Judge rules to keep halibut charter limits

Mike Campbell

A federal judge in Washington, D.C., on Tuesday denied a request by the Charter Operators of Alaska for a preliminary injunction blocking the National Marine Fisheries Service from implementing a new halibut limited-entry program that will knock hundreds of small charters out of business.

To curtail a charter fleet it feared was growing too quickly, the National Marine Fisheries Service beginning this year is demanding boat owners demonstrate they participated in the fishery in 2004 or 2005 as well as 2008 to qualify for a permit.

The rule would knock 327 charters out of business, according to the plaintiffs, a recently formed nonprofit fighting the plan. Charter Operators of Alaska sought to ensure that charters operating last year could continue.

"It's unfortunate because it's going to affect a lot of people," Kent Haina, a Charter Operators of Alaska board member who runs Poi Boy Fishing and Wilderness Lodge in Homer, said of the decision. "Apparently, our arguments just weren't enough to tip the balance that the government acted in unreasonable manner."

Haina said the decision was issued late Tuesday afternoon, and he hadn't read it yet.

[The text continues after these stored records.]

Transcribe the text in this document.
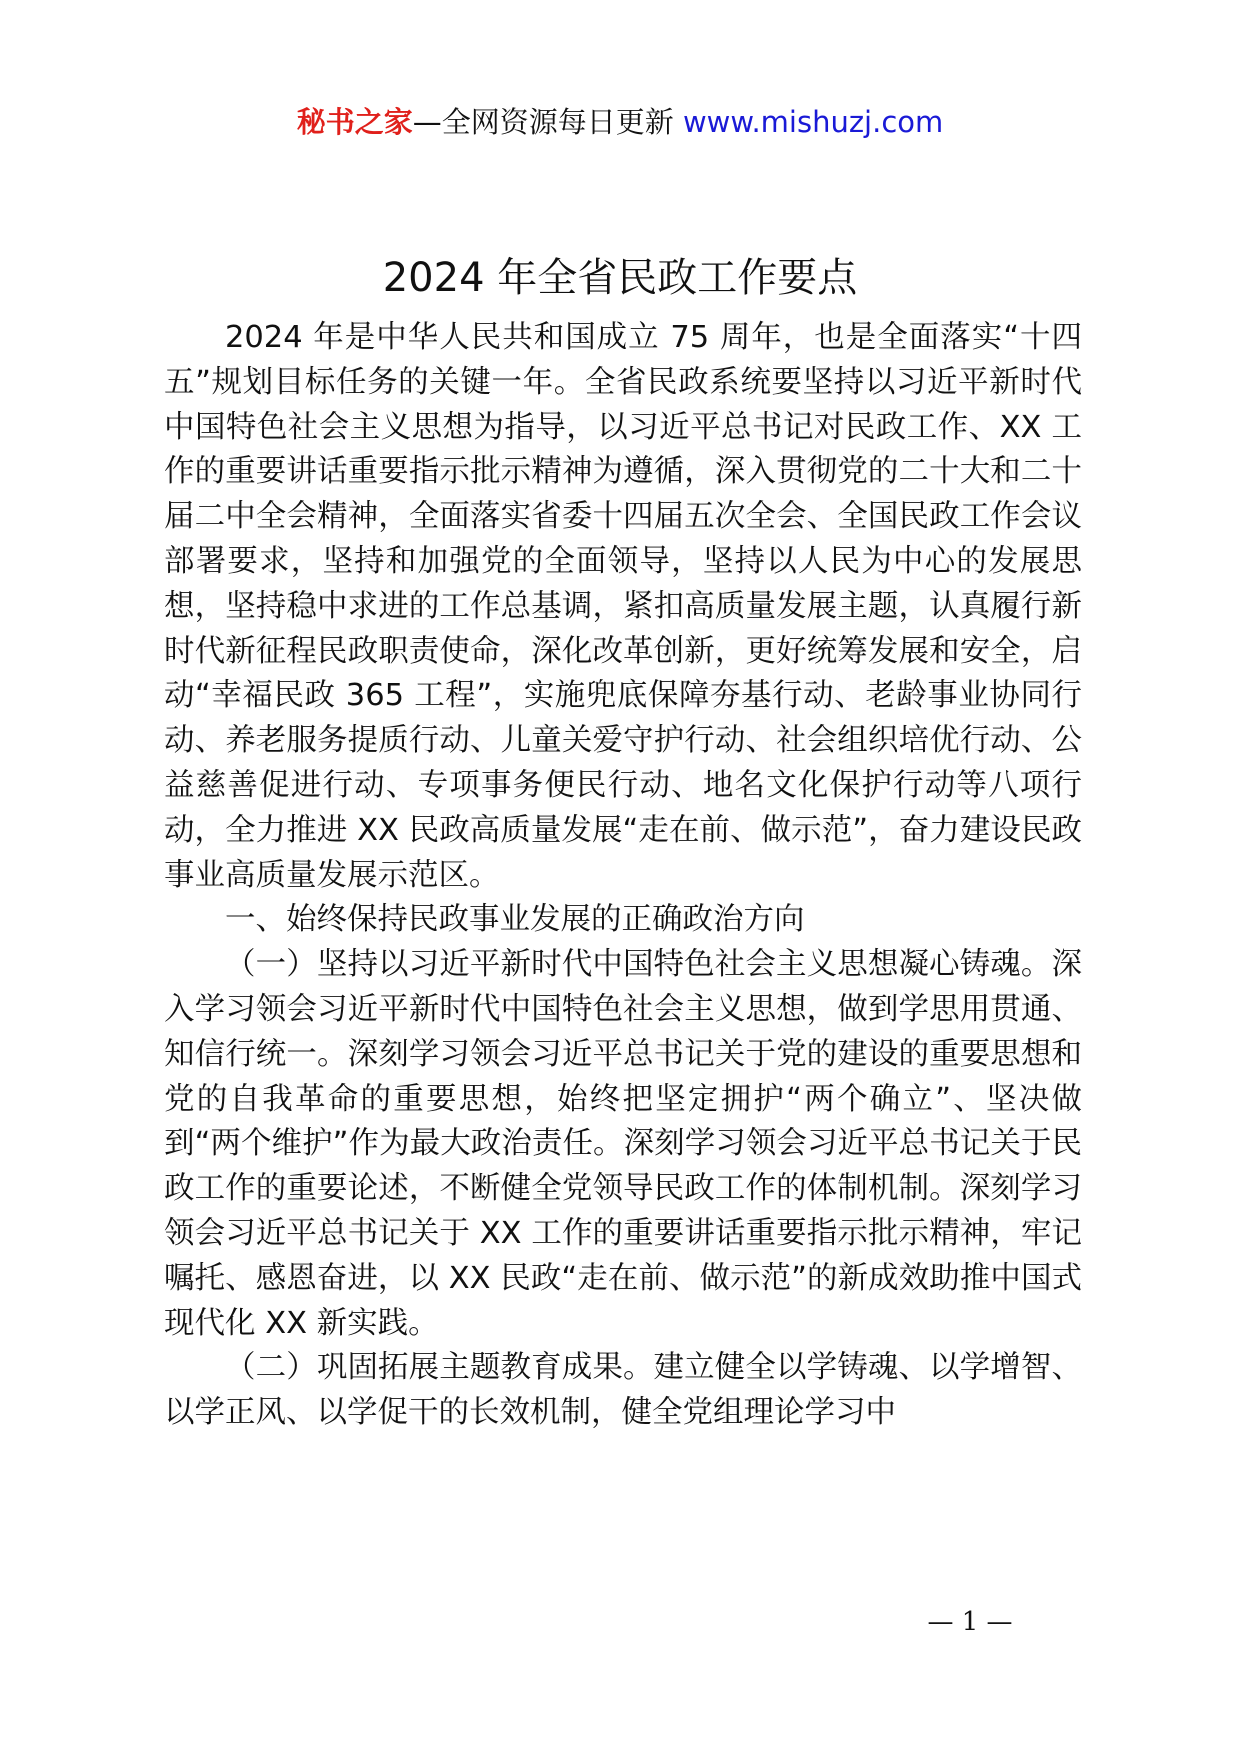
秘书之家—全网资源每日更新 www.mishuzj.com
2024 年全省民政工作要点

2024 年是中华人民共和国成立 75 周年，也是全面落实“十四五”规划目标任务的关键一年。全省民政系统要坚持以习近平新时代中国特色社会主义思想为指导，以习近平总书记对民政工作、XX 工作的重要讲话重要指示批示精神为遵循，深入贯彻党的二十大和二十届二中全会精神，全面落实省委十四届五次全会、全国民政工作会议部署要求，坚持和加强党的全面领导，坚持以人民为中心的发展思想，坚持稳中求进的工作总基调，紧扣高质量发展主题，认真履行新时代新征程民政职责使命，深化改革创新，更好统筹发展和安全，启动“幸福民政 365 工程”，实施兜底保障夯基行动、老龄事业协同行动、养老服务提质行动、儿童关爱守护行动、社会组织培优行动、公益慈善促进行动、专项事务便民行动、地名文化保护行动等八项行动，全力推进 XX 民政高质量发展“走在前、做示范”，奋力建设民政事业高质量发展示范区。

一、始终保持民政事业发展的正确政治方向

（一）坚持以习近平新时代中国特色社会主义思想凝心铸魂。深入学习领会习近平新时代中国特色社会主义思想，做到学思用贯通、知信行统一。深刻学习领会习近平总书记关于党的建设的重要思想和党的自我革命的重要思想，始终把坚定拥护“两个确立”、坚决做到“两个维护”作为最大政治责任。深刻学习领会习近平总书记关于民政工作的重要论述，不断健全党领导民政工作的体制机制。深刻学习领会习近平总书记关于 XX 工作的重要讲话重要指示批示精神，牢记嘱托、感恩奋进，以 XX 民政“走在前、做示范”的新成效助推中国式现代化 XX 新实践。

（二）巩固拓展主题教育成果。建立健全以学铸魂、以学增智、以学正风、以学促干的长效机制，健全党组理论学习中

— 1 —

"The (public) groundswell just wasn't there that I expected," he said. "When charter prices go up to $300 a person this summer, maybe then we'll hear it."

The National Marine Fisheries Service said the new regulations -- years in the making -- were needed to stem the growth of charter operators in Alaska.

But even before the rules took effect in February, the number of halibut caught by charters in an area called 3A that includes Homer, Seward, Whittier and Valdez was dropping -- down 29 percent over the last three years. Some charter operators attributed the lower catches to a reduced numbers of clients brought on by the national recession.

The federal action dates to 1993, when the North Pacific Fisheries Management Council first became concerned about a growing halibut charter sector.

Charter Operators of Alaska, which argued that the limited-entry plan would do nothing to reduce the halibut harvest, plans to meet today to decide what to do next.

Commercial fishermen take about three-quarters of the Alaska halibut landed each year.

"There's been a lot of growth, a lot of turnover," Rachel Baker, a Juneau-based fisheries specialist with the National Marine Fisheries Service, said of the charter fleet in November. "By itself, a limited-access program doesn't guarantee a harvest will go down. In fact, it's hard to say what will happen to the harvest."